Oxana Smirnova wrote:
As a user, I strongly disagree. I *am* interested to have my jobs executed as soon as possible, for sure. This means I want them to be sent by a workload management system not just to any site that matches job requirements, but to the best site - e.g., with the fastest processor, bigger memory, better bandwidth etc. I may also be interested in to send them to a cheapest site, or to a fastest site among the cheap ones. I may prefer to stay away from sites that use afs, and I may need to specify that I need inbound connectivity for a worker node. I perhaps only want to use sites in one specific country, for some licensing reasons. There are so many levels of optimization that users need, one can write a book about it.
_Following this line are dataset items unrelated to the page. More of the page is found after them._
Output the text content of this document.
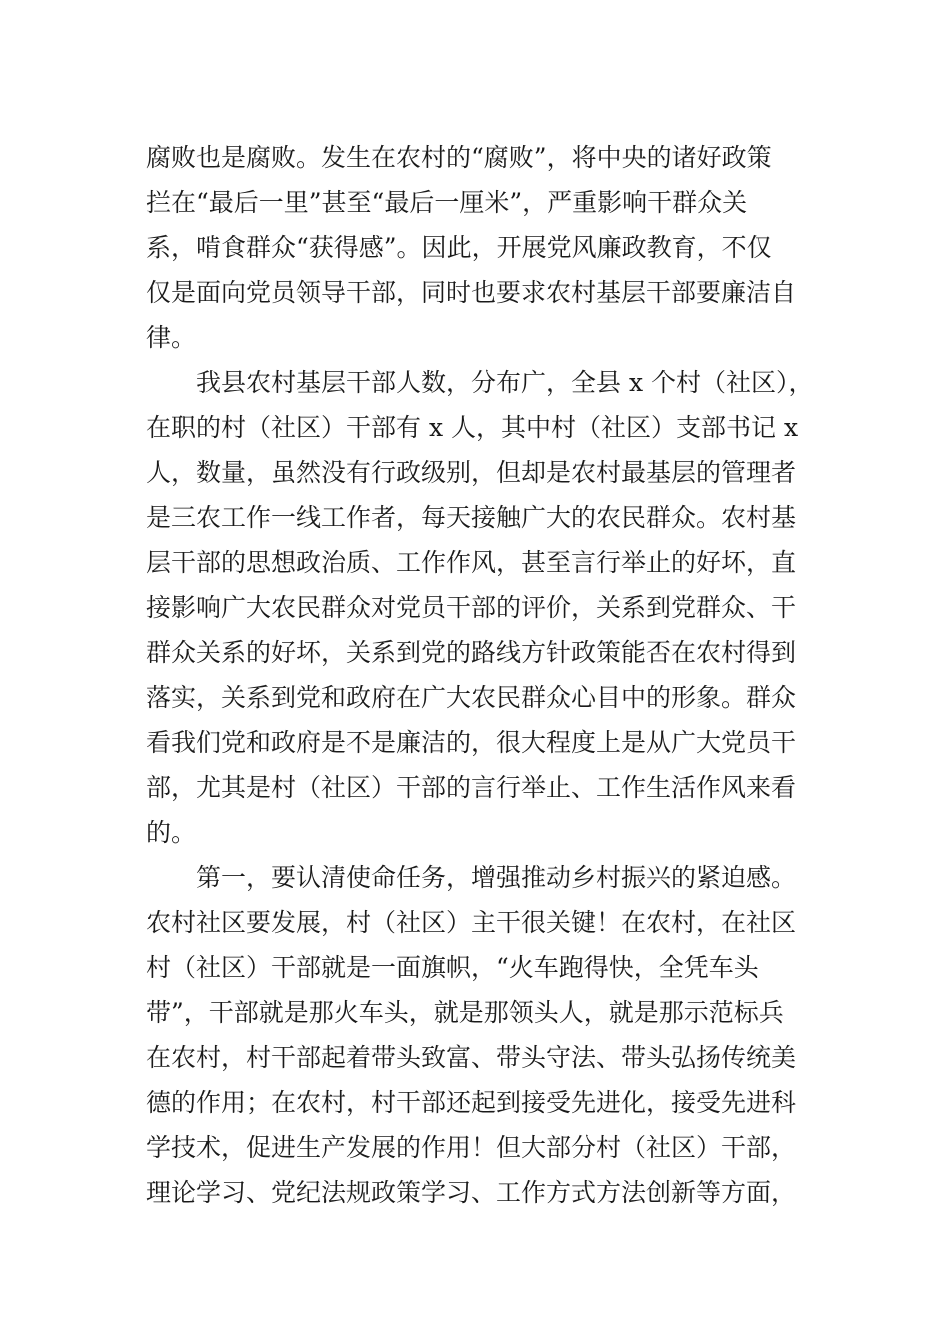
腐败也是腐败。发生在农村的“腐败”，将中央的诸好政策
拦在“最后一里”甚至“最后一厘米”，严重影响干群众关
系，啃食群众“获得感”。因此，开展党风廉政教育，不仅
仅是面向党员领导干部，同时也要求农村基层干部要廉洁自
律。
　　我县农村基层干部人数，分布广，全县 x 个村（社区），
在职的村（社区）干部有 x 人，其中村（社区）支部书记 x
人，数量，虽然没有行政级别，但却是农村最基层的管理者
是三农工作一线工作者，每天接触广大的农民群众。农村基
层干部的思想政治质、工作作风，甚至言行举止的好坏，直
接影响广大农民群众对党员干部的评价，关系到党群众、干
群众关系的好坏，关系到党的路线方针政策能否在农村得到
落实，关系到党和政府在广大农民群众心目中的形象。群众
看我们党和政府是不是廉洁的，很大程度上是从广大党员干
部，尤其是村（社区）干部的言行举止、工作生活作风来看
的。
　　第一，要认清使命任务，增强推动乡村振兴的紧迫感。
农村社区要发展，村（社区）主干很关键！在农村，在社区
村（社区）干部就是一面旗帜，“火车跑得快，全凭车头
带”，干部就是那火车头，就是那领头人，就是那示范标兵
在农村，村干部起着带头致富、带头守法、带头弘扬传统美
德的作用；在农村，村干部还起到接受先进化，接受先进科
学技术，促进生产发展的作用！但大部分村（社区）干部，
理论学习、党纪法规政策学习、工作方式方法创新等方面，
This is certainly a good indication that there cannot be a fixed set of resource selection descriptions. Any truly workable solution to this problem has to be really quite general. I've already designed (and implemented) such a scheme as it happens. ;-)
This is not a hypothetical case: I know many users that schedule jobs by hand to sites that in their experience are better, while the workload management system can not tell this from the available information or job description. This manual scheduling is orthogonal to the Grid idea, I dare say.
It's certainly reflecting the (too common) case where users and admins are in different warring camps. :-(
Instead, job specification should include very explicit attributes, including potentially a preferred sysadmin name :-) As it is pretty difficult to define a boundary between generic service levels description and specific informmation for fine-tuning, I would say it's better to stay with one "language" that covers all.
I should note that this is properly part of the domain of the OGSA-RSS working group, which I happen to chair. :-) I'm currently looking for a co-chair (more than one would be cool!) so that I'm not completely overworked. Volunteers will be able to partake in numerous benefits, such as invitations to speak at OGSA F2F meetings and the chance to go to the Chairs' Appreciation Night... Donal.